Sejak Maret 2016, sudah empat kali terjadi penculikan dan penyanderaan ABK WNI di perairan perbatasan Indonesia-Filipina. Penculik yang merupakan kelompok separatis Filipina, selalu menuntut uang tebusan pada tiga penyanderaan pertama namun pada yang terakhir ini, belum ada tuntutan apapun.

Kasus terbaru penculikan terhadap tiga WNI yang bekerja untuk kapal penangkap ikan asal Malaysia, terjadi di sekitar perairan Lahad Datu, Negara Bagian Sabah, Malaysia, dan baru dilaporkan oleh pemilik kapal pada Minggu (10/7).

Untuk mencegah peristiwa serupa terulang lagi, Nurmantyo mendesak pemberlakuan kerja sama pertahanan Indonesia, Filipina, dan Malaysia, melalui patroli bersama, penempatan prajurit di dalam kapal, dan izin operasi militer bagi pasukan TNI untuk membebaskan sandera di wilayah Filipina.


Akan tetapi konstitusi Filipina melarang pelibatan militer negara lain untuk beroperasi langsung di negaranya.

Menurut Nurmantyo, Filipina sudah memberi sinyal positif atas peluang kerja sama itu, berdasarkan hasil pembicaraan antar menteri pertahanan kedua negara, Juni lalu. Namun hingga kini keputusannya belum dituangkan secara tertulis. "Lampu hijau sudah, tetapi nanti hitam di atas putih biar menteri pertahanan yang menentukan," ujar dia.

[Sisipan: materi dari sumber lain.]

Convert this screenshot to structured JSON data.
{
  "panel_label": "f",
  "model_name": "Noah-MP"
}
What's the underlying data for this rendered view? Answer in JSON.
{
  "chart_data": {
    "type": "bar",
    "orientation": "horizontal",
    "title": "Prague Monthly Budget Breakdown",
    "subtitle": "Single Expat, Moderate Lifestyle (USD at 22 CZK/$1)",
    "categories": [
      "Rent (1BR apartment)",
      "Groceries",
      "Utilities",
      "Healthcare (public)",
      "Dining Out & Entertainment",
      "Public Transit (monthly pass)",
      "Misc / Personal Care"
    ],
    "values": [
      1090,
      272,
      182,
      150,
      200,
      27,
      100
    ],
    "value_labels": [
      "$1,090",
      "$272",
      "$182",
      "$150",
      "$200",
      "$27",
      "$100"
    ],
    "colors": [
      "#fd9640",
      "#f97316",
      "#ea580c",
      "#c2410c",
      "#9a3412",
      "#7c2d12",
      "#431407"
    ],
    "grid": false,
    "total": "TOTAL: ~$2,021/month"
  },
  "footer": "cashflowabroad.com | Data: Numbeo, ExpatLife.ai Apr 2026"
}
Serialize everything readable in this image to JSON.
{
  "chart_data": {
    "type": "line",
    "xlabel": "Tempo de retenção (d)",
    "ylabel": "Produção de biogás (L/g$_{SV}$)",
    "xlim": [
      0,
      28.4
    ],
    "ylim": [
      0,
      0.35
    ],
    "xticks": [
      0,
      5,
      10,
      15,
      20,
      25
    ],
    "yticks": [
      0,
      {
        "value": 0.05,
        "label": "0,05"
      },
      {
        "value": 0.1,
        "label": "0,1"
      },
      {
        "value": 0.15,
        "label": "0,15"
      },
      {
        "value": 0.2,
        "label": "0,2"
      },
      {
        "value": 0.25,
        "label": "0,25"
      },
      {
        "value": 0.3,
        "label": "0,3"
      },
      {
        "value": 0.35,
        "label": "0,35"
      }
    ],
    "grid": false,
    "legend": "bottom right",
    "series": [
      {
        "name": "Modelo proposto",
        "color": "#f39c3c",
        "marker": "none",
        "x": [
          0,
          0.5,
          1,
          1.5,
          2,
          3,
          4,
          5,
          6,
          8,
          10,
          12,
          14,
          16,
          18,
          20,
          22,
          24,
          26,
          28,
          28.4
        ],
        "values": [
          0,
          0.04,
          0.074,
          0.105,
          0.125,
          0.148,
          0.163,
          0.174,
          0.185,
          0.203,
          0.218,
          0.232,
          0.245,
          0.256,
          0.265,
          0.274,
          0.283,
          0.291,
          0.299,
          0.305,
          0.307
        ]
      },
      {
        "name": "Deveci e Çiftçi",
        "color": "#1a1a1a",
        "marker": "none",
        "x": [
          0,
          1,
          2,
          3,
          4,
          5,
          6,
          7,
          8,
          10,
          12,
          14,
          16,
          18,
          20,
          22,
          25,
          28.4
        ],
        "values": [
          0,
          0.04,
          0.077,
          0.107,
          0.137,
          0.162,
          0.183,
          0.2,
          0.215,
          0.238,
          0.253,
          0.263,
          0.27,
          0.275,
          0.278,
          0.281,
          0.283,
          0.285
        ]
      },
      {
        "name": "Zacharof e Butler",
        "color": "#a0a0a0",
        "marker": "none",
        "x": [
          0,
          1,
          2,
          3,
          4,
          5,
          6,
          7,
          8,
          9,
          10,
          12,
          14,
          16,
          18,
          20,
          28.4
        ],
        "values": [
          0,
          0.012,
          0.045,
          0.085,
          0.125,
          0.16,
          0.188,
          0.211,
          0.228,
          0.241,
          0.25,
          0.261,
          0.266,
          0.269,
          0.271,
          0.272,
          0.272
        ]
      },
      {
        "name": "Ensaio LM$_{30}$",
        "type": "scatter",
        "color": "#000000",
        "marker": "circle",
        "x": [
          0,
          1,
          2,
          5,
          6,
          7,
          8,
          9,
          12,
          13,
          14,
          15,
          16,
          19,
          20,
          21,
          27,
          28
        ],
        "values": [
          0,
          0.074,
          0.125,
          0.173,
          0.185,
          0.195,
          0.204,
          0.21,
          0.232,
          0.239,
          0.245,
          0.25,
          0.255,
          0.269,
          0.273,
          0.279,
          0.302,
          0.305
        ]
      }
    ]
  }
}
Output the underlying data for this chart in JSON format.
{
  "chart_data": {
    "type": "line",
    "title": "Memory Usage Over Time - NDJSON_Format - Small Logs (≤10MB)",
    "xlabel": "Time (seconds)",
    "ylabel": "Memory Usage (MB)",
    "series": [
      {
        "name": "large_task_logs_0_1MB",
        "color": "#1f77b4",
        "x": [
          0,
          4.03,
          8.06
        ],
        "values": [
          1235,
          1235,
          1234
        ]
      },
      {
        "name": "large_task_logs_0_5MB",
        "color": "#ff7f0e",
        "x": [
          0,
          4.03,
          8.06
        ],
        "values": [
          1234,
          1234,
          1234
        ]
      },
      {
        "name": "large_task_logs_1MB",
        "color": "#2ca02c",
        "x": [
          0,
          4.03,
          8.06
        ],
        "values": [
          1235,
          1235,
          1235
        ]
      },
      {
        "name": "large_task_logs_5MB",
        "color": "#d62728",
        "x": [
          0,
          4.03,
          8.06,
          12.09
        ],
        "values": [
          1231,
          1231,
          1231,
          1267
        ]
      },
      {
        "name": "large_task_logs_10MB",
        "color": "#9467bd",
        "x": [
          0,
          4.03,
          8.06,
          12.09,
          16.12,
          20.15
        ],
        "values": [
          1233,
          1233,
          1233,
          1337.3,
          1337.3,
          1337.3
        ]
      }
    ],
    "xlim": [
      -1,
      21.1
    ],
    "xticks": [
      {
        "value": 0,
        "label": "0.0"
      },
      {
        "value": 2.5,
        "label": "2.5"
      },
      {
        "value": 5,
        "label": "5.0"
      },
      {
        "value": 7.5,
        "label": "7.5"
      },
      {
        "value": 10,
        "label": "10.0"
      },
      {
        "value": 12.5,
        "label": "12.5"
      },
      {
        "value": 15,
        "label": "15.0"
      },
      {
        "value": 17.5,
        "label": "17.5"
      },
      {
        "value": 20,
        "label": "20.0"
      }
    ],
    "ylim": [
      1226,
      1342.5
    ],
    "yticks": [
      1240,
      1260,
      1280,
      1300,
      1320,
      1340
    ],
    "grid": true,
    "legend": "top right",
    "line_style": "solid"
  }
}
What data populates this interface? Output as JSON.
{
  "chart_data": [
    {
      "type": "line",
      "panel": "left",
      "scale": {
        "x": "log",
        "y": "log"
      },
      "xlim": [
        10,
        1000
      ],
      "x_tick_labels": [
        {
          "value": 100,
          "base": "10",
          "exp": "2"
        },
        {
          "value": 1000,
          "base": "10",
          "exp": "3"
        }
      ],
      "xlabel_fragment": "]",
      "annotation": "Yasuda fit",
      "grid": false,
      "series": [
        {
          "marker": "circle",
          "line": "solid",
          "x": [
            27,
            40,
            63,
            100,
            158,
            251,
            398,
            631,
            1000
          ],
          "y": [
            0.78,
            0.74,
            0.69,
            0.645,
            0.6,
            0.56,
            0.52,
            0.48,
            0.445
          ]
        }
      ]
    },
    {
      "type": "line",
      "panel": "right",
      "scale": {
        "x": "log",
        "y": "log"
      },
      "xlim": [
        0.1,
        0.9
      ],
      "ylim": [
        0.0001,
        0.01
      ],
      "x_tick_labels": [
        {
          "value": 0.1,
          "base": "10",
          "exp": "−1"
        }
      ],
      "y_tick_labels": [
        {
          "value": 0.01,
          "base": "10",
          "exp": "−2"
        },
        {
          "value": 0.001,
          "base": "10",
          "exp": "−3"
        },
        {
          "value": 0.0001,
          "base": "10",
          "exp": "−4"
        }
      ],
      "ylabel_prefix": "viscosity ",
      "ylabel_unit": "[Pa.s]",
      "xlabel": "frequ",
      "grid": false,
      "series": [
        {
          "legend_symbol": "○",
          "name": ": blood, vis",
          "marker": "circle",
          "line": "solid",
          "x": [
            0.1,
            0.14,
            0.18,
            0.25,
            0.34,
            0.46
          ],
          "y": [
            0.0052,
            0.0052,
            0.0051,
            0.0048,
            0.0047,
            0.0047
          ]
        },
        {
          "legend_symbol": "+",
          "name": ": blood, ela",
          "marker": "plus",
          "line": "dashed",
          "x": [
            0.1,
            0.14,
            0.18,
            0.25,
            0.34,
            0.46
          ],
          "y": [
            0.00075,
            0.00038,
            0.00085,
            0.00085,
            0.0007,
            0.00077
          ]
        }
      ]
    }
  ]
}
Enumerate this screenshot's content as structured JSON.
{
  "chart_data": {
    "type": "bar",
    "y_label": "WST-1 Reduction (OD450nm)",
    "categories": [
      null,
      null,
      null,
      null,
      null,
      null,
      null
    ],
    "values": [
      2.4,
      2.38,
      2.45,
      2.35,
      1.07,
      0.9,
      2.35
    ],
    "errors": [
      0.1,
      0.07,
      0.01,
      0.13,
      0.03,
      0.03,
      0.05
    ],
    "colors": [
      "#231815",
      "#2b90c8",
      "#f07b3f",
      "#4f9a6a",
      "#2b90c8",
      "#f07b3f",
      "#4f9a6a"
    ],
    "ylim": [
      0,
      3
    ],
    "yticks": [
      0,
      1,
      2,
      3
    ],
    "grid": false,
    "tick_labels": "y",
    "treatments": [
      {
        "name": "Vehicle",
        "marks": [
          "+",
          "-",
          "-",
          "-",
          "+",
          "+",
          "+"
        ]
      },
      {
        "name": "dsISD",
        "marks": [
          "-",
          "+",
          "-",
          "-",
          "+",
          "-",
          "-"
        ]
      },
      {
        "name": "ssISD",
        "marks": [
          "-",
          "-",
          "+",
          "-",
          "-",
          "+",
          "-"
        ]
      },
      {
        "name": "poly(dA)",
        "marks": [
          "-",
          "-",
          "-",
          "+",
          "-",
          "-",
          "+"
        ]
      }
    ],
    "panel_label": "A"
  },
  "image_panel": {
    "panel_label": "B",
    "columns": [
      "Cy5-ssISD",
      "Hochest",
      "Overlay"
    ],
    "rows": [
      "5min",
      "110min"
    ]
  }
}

Sebelumnya, Menteri Luar Negeri, Retno Marsudi, mengatakan menteri pertahanan Indonesia, Filipina, dan Malaysia akan segera menggelar pertemuan di Kuala Lumpur membahas upaya pembebasan tiga WNI yang diculik kelompok separatis Abu Sayyaf, di perairan perbatasan Malaysia dan Filipina.

Menurut Marsudi, ada urgensi agar pertemuan antara Menteri Pertahanan, Ryamizard Ryacudu, Menteri Pertahanan Filipina, Delfin Lorenzana, dan Menteri Pertahanan Malaysia, Dato Seri Hishammuddin Tun Hussein, dapat menghasilkan tindakan konkret yang dapat diimplementasikan untuk penguatan kerja sama pertahanan ketiga negara.

Indonesia dan Filipina telah memiliki Perjanjian Patroli Perbatasan 1975 yang berisi tiga elemen kerja sama pertahanan yang bisa dilakukan yakni kerja sama terkoordinasi, patroli bersama, dan patroli terkoordinasi.